The verified constructs were introduced into S. albus to generate S. albus_nor# PKS and S. albus_nor* PKS. In the metabolic profile of S. albus_nor# PKS compound 2 could not be detected. Yet, PNBA and 1 were produced, indicating that gene expression and polyketide production were functional (Fig. 5c). In the case of S. albus_nor* PKS, we detected 1 and 2 (Fig. 5c and Supplementary Fig. 18), which indicated that we successfully modified the aur PKS to produce the homologous polyketide 2. Thus, we showed that it is possible to modify the aur gene cluster to the nor gene cluster through PKS engineering in a manner that emulates natural evolutionary processes. The strain expressing the nor* PKS genes also produces a series of congeners, non-oxidized 7-deoxyneoaureothin (6), over-oxidized 11a-hydroxyneoaureothin (7), non-reduced 7-deoxy-7-dehydroneoaureothin (10), non-reduced 2-pyrone-7-deoxy-7-dehydronoeaoreothin (9), and 2-pyrone-4-desmethyl-7-deoxy-7-dehydronoeaoreothin (8). The structures of all compounds were elucidated by NMR analyses (7, Supplementary Figs. 30–34, Supplementary Tables 10 and 8, Supplementary Figs. 35–40, Supplementary Tables 11 and 9, Supplementary Figs. 41–46, Supplementary Tables 12 and 10, Supplementary Figs. 47–52, Supplementary Table 13).

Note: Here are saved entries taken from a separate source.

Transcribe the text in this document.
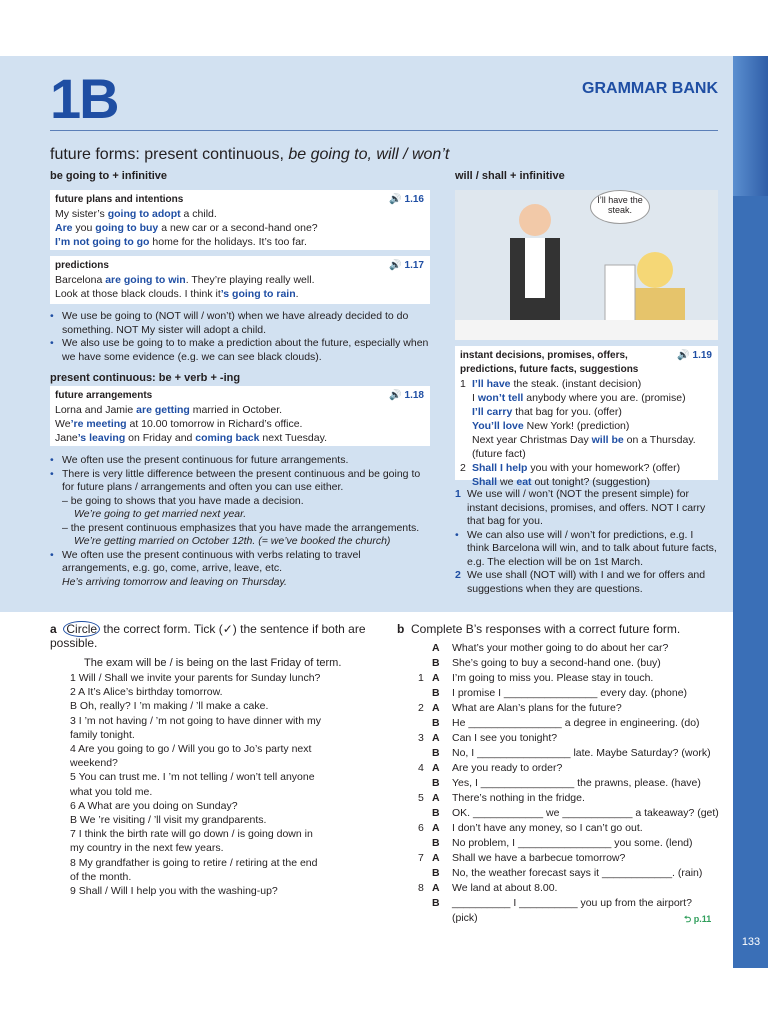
133
1B	GRAMMAR BANK
future forms: present continuous, be going to, will / won’t
be going to + infinitive
future plans and intentions	🔊 1.16
My sister’s going to adopt a child.
Are you going to buy a new car or a second-hand one?
I’m not going to go home for the holidays. It’s too far.
predictions	🔊 1.17
Barcelona are going to win. They’re playing really well.
Look at those black clouds. I think it’s going to rain.
• We use be going to (NOT will / won’t) when we have already decided to do something. NOT My sister will adopt a child.
• We also use be going to to make a prediction about the future, especially when we have some evidence (e.g. we can see black clouds).
present continuous: be + verb + -ing
future arrangements	🔊 1.18
Lorna and Jamie are getting married in October.
We’re meeting at 10.00 tomorrow in Richard’s office.
Jane’s leaving on Friday and coming back next Tuesday.
• We often use the present continuous for future arrangements.
• There is very little difference between the present continuous and be going to for future plans / arrangements and often you can use either.
– be going to shows that you have made a decision.
We’re going to get married next year.
– the present continuous emphasizes that you have made the arrangements.
We’re getting married on October 12th. (= we’ve booked the church)
• We often use the present continuous with verbs relating to travel arrangements, e.g. go, come, arrive, leave, etc.
He’s arriving tomorrow and leaving on Thursday.
will / shall + infinitive
I’ll have the steak.
instant decisions, promises, offers, predictions, future facts, suggestions
🔊 1.19
1 I’ll have the steak. (instant decision)
I won’t tell anybody where you are. (promise)
I’ll carry that bag for you. (offer)
You’ll love New York! (prediction)
Next year Christmas Day will be on a Thursday.
(future fact)
2 Shall I help you with your homework? (offer)
Shall we eat out tonight? (suggestion)
1 We use will / won’t (NOT the present simple) for instant decisions, promises, and offers. NOT I carry that bag for you.
• We can also use will / won’t for predictions, e.g. I think Barcelona will win, and to talk about future facts, e.g. The election will be on 1st March.
2 We use shall (NOT will) with I and we for offers and suggestions when they are questions.
a Circle the correct form. Tick (✓) the sentence if both are possible.
The exam will be / is being on the last Friday of term.
1 Will / Shall we invite your parents for Sunday lunch?
2 A It’s Alice’s birthday tomorrow.
B Oh, really? I ’m making / ’ll make a cake.
3 I ’m not having / ’m not going to have dinner with my
family tonight.
4 Are you going to go / Will you go to Jo’s party next
weekend?
5 You can trust me. I ’m not telling / won’t tell anyone
what you told me.
6 A What are you doing on Sunday?
B We ’re visiting / ’ll visit my grandparents.
7 I think the birth rate will go down / is going down in
my country in the next few years.
8 My grandfather is going to retire / retiring at the end
of the month.
9 Shall / Will I help you with the washing-up?
b Complete B’s responses with a correct future form.
A What’s your mother going to do about her car?
B She’s going to buy a second-hand one. (buy)
1 A I’m going to miss you. Please stay in touch.
B I promise I ________________ every day. (phone)
2 A What are Alan’s plans for the future?
B He ________________ a degree in engineering. (do)
3 A Can I see you tonight?
B No, I ________________ late. Maybe Saturday? (work)
4 A Are you ready to order?
B Yes, I ________________ the prawns, please. (have)
5 A There’s nothing in the fridge.
B OK. ____________ we ____________ a takeaway? (get)
6 A I don’t have any money, so I can’t go out.
B No problem, I ________________ you some. (lend)
7 A Shall we have a barbecue tomorrow?
B No, the weather forecast says it ____________. (rain)
8 A We land at about 8.00.
B __________ I __________ you up from the airport?
(pick)	⮌ p.11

The presence of three highly instable, non-reduced congeners indicates that the enoylreductase domain of AurB cannot process the polyketide intermediate accurately, likely because the length of the intermediate is different to the original substrate. This observation is in line with the remarkable finding that the nor* PKS can still produce 1. A plausible explanation could be that two modules are skipped during polyketide chain elongation. The phenomenon of PKS module skipping has previously been reported in a PKS engineering study where module 2 from the rapamycin PKS was inserted between module 1 and 2 in DEBS1-TE43. In the hybrid PKS the polyketide chain underwent direct ACP-to-ACP transfer to pass through rapamycin module 244. In the case of nor* PKS, the formation of the shorter chain may be rationalized by a similar ACP-to-ACP transfer or by the interaction between the C-terminal docking domain of AurA and the N-terminal docking domain of NorB, which is also present in the nor# PKS.
To corroborate this model, we generated another strain (S. albus::pHY129) in which the N-terminal docking domain of AurB was swapped to that of NorB without inserting NorA′# (Supplementary Fig. 9). By LC-MS monitoring we found that the recombinant strain produces aureothin. This experiment confirms that the C-terminal docking domain from AurA in fact recognizes the N-terminal docking domain from NorB. Thus, the shortcut in the nor* PKS can be rationalized. It remains unclear why the class 1a C-terminal docking domain of AurA cannot interact with the class 1a N-terminal docking domain of NorA′ in S. albus_nor#PKS. Weak interactions between different docking domain types have also been observed in other PKS systems45.